Personal information
- Citizenship: United States
- Born: Anne O'Shea September 5, 1987 (age 38) Rockville Centre, New York
- Education: California University of Pennsylvania
- Height: 5 ft 5 in (165 cm)
- Weight: 132 lb (60 kg)
- Website: annieoshea.wordpress.com

Sport
- Country: United States
- Sport: skeleton
- Coached by: Orvie Garrett

= Annie O'Shea =

US skeletonist

Anne O'Shea (born September 5, 1987) is an American skeleton racer. She got interested in skeleton after meeting the father of skeletoner John Daly at the Empire State Games in 2004, and was first selected to the national team in 2006; like many skeleton and bobsled racers, she came to the sport from track and field. O'Shea attended California University of Pennsylvania. She has won the national championship three times in her career, and was twice selected USA Bobsled-Skeleton Athlete of the Year. Away from the track, O'Shea is an MBA student at DeVry University's Keller Graduate School of Management.

== Notable results ==
O'Shea began her international competition career on the North American Cup tour in the 2006–07 season, with top-two finishes in four of her first five races. She moved up to the World Cup circuit for the 2007–08 season, finishing tenth in races at Calgary and Park City and ninth at the Junior World Championships. The following season, she dropped back to the North American and Intercontinental Cups, but recorded five NAC podiums and five top-ten results on the ICC, as well as improving her Junior World Championship ranking to eighth. O'Shea remained on the ICC for the 2009–10 season, but was promoted back to the World Cup the following year. She attended her first World Championships in 2011 at Königssee, where she finished 23rd.
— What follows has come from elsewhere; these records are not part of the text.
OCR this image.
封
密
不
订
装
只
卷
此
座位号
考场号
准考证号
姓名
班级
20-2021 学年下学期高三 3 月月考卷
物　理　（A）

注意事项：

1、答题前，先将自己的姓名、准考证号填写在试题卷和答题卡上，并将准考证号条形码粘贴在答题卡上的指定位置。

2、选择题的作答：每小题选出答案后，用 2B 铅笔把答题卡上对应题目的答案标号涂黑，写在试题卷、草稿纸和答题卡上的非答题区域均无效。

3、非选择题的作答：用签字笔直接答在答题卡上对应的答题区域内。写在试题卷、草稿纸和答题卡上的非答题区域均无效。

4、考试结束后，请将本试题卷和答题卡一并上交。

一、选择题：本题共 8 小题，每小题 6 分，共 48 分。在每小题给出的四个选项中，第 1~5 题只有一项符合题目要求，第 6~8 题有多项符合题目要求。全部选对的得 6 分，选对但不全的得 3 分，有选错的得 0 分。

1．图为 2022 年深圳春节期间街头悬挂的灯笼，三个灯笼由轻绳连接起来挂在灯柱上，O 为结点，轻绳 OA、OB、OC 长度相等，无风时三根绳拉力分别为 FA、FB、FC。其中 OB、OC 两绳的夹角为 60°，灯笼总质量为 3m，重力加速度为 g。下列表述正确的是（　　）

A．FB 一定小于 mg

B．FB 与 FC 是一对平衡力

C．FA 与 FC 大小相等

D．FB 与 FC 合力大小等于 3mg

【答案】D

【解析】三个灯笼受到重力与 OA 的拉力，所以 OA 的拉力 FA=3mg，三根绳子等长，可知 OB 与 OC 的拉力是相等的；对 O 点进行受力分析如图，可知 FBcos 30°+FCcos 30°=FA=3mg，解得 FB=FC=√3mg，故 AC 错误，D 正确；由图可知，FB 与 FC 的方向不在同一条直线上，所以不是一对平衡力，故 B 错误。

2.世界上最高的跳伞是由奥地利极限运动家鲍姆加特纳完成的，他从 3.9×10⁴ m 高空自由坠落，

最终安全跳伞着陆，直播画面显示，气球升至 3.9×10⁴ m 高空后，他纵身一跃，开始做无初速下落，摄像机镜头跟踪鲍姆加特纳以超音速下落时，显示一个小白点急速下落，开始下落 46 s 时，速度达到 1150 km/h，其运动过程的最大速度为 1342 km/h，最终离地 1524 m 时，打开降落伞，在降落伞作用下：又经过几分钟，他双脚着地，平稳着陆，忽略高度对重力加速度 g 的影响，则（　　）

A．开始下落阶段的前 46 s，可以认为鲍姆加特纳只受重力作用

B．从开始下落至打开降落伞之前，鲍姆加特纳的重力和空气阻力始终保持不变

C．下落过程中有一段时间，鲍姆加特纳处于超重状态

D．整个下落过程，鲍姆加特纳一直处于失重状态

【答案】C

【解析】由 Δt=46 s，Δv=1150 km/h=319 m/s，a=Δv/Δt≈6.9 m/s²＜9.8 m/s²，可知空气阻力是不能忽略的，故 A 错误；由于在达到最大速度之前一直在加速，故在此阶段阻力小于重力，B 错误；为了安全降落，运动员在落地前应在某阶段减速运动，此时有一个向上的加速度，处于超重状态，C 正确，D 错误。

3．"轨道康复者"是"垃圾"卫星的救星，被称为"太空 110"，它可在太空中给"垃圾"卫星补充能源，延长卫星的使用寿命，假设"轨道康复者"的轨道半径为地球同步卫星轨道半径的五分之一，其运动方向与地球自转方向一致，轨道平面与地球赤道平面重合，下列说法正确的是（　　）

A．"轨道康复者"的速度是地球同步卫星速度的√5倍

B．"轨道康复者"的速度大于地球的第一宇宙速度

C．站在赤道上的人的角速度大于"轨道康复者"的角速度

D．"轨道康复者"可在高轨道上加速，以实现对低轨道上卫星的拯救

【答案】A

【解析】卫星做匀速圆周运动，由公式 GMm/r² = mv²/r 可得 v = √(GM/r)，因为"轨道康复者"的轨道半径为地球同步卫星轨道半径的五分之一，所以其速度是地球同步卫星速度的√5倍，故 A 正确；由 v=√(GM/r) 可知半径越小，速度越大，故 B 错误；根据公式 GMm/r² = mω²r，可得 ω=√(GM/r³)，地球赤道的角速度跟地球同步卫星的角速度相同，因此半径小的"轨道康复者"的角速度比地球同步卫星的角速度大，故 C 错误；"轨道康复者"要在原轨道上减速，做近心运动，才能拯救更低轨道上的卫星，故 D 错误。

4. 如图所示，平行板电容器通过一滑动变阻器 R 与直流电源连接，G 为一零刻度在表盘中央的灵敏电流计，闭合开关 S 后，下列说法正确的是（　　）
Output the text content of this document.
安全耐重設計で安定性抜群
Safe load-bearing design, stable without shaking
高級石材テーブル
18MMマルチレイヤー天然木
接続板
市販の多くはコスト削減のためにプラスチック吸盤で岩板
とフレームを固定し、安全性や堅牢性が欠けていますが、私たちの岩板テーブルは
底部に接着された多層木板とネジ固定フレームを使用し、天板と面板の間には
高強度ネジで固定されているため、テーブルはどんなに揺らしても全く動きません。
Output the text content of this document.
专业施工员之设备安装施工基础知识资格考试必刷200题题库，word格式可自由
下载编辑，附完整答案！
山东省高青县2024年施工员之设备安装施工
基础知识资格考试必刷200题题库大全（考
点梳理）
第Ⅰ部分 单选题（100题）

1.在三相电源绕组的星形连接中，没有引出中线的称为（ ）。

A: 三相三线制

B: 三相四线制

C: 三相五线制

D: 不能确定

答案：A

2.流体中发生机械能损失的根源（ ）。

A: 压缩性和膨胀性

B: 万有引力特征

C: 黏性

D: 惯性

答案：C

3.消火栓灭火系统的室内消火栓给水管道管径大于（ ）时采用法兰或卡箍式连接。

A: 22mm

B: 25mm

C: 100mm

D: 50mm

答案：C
O'Shea recorded her first World Cup podium with a silver at La Plagne in 2011, but spent the following two seasons on the lower-level tours. Returning to World Cup competition in 2014–15, she had a disappointing season with her best results being two ninth-place finishes and an 18th at the World Championships. In the 2015–16 season, however, she earned her first gold medal, at her home track in Lake Placid, along with a silver at Whistler and a fifth-place performance in the 2016 World Championships at Igls — finishing the season's overall World Cup rankings in fourth place, her best ever. She did not return to the same form for the 2016–17 season, however, with two sixth-place finishes as her best results and a 19th-place finish at the World Championships.

O'Shea began the Olympic 2017–18 season with a poor performance at the national team trials, which demoted her to the Intercontinental Cup to start the year, but in January, 2018, she took Katie Uhlaender's place on the World Cup squad for the race at Altenberg while Uhlaender raced the ICC event at St. Moritz. O'Shea was the only one of the three US women to make the cut, and finished in 18th place. Both women returned to their regular circuits for the following race.

O'Shea won the US national championship in 2011, 2013, and 2017.